Но это всё нытьё, не заслуживающее внимания. А я решил почистить полой рубашки, встряхнуть от пыли и вытащить в свет один маленький давний вызов самой себе. Итак, кому интересно — прошу.
Открытия
Findings
Он чувствовал себя первооткрывателем...
В самом деле, когда он перебрался через горы сарказма, перешёл вброд бурный поток насмешек и подтруниваний, выстоял с непокрытой головой не только под бурей подозрений, но и под градом попыток отпугнуть от себя, и на горизонте забрезжил слабый лучик надежды, он чувствовал себя бывалым экспедитором, добравшимся, наконец, до Земли Обетованной.
Terra Promissa на деле оказалась Terra Incognita, и даже самые бородатые географы, честно с пыхтением промерявшие на своих двоих безымянные мили и мили треклятого Убервальда, скорее всего, плюнули бы и повесились на ближайшем суку, как потерявшие припасы и последнюю надежду их разыскать бурундучки, бросив лишь один взгляд на синие ледники пронзительно-острых глаз, прищуры которых походили на вечные молнии Овцепик, на инеистую седину, за какие-то месяцы выбелившую антрацит висков, словно крывшаяся в чужой голове машина из воронёной стали, от которой так веяло холодом, что воздух, промерзая, звенел невидимыми льдинками, сумела и их покрыть изморозью. Если бы кто-то другой почувствовал, как разверзается бездна неловкой тишины, если бы увидел, как поджимаются тонкие губы, как изгибаются брови, движение которых было неумолимым и неостановимым, как у материковых плит, он сбежал бы немедленно, теряя ботинки и рискуя сломать ногу или шею на ближайшем перевале, но страшась подобной участи куда меньше, чем представшей перед ним картины. Кто-нибудь другой. Но не он.

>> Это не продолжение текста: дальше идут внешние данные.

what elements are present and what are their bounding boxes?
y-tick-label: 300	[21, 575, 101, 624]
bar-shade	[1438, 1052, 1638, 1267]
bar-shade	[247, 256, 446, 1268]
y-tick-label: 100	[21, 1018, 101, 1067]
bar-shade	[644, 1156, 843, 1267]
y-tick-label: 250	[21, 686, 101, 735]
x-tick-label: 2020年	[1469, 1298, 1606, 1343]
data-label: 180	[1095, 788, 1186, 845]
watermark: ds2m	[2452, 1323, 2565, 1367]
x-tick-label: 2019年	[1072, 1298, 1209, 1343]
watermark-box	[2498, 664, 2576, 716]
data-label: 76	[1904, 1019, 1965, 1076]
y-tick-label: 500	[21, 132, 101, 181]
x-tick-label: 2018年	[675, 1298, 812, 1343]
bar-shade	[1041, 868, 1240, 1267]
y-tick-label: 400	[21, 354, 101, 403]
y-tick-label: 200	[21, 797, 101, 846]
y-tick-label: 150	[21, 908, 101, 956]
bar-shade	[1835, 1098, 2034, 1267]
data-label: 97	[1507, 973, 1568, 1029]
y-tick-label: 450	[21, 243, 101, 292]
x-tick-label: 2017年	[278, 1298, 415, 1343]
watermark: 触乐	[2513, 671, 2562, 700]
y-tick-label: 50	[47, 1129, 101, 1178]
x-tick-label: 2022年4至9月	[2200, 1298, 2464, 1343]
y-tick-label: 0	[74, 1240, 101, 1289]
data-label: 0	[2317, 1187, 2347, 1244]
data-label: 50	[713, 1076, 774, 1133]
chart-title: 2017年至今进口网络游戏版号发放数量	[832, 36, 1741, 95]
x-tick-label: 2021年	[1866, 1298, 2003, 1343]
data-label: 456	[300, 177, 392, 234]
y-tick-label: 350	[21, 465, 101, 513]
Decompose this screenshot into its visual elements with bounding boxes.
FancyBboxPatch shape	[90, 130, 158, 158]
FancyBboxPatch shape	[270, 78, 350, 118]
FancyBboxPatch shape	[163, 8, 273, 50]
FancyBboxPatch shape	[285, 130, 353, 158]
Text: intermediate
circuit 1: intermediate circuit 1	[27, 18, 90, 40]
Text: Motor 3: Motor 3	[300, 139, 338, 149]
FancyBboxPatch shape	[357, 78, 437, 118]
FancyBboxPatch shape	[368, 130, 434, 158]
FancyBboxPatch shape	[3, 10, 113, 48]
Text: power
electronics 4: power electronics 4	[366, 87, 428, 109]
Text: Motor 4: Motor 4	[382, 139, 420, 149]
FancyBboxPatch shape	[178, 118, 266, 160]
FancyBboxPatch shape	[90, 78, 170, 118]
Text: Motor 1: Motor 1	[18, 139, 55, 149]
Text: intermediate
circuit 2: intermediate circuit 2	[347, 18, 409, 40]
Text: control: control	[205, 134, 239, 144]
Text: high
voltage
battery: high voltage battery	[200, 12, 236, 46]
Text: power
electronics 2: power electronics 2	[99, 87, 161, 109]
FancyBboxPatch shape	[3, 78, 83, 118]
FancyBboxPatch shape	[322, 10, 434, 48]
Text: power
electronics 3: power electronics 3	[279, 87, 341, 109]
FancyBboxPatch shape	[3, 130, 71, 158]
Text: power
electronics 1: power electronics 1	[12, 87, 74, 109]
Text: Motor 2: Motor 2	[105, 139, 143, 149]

Мойст фон Липвиг окидывал взглядом неизведанные земли, и его сердце замирало в восхищённом предвкушении. Он растягивал и растягивал этот сладкий миг, застыв на перевале, на рубеже новой жизни, готовясь перейти самый главный свой Рубикон. А потом вдохнул полной грудью и сделал шаг вперёд. Ледники растаяли, превратившись в бездонные озёра, тонкие губы чуть разжались навстречу. Его Terra Incognita обещала превратиться в Caelum Novum. Крылья обнимали его, и он чувствовал, что летит.
Discoveries.
Он не знал — правда не знал, даже представить себе не мог, — что можно так... Что можно — так. Он никогда не думал, что в другом человеке может скрываться целый мир, незнакомый, но столь близкий ему, что он был готов, не задумываясь, променять на этот, новый, мир всю огромную пластину Диска. Он был готов ко всему: тонуть в чужих водопадах, падать в пропасти и срываться со скал... К чему он оказался не готов, так это к тому, что новый мир примет его.
Он осторожно брёл по неизведанным просторам чужой души, порой вслепую нащупывая тропу и лишь надеясь, что не завязнет в болоте околичностей и не сломает шею в буреломе собственных метафор. Но эта земля не уходила у него из-под ног; дорога уверенно ложилась в любую сторону, в которую он только мог пожелать двинуться. Любое его действие было предугадано и одобрено. Он с наслаждением пил из открывающихся ему родников, искренне благодаря за каждую каплю, и ему платили взаимной благодарностью за готовность двигаться дальше.
Этот мир мог быть так бесконечно враждебен к чужакам. Он знал, что он не первый пытался проникнуть в его тайны. Но лишь ему позволили пройти, и он шёл, осматриваясь восхищённо, и никак не мог насмотреться. Всё вокруг было неведомым, манило и звало исследователя в нём приблизиться, изучить внимательнее. Он приближался, и мир с готовностью открывал ему свои секреты и поверял тайны.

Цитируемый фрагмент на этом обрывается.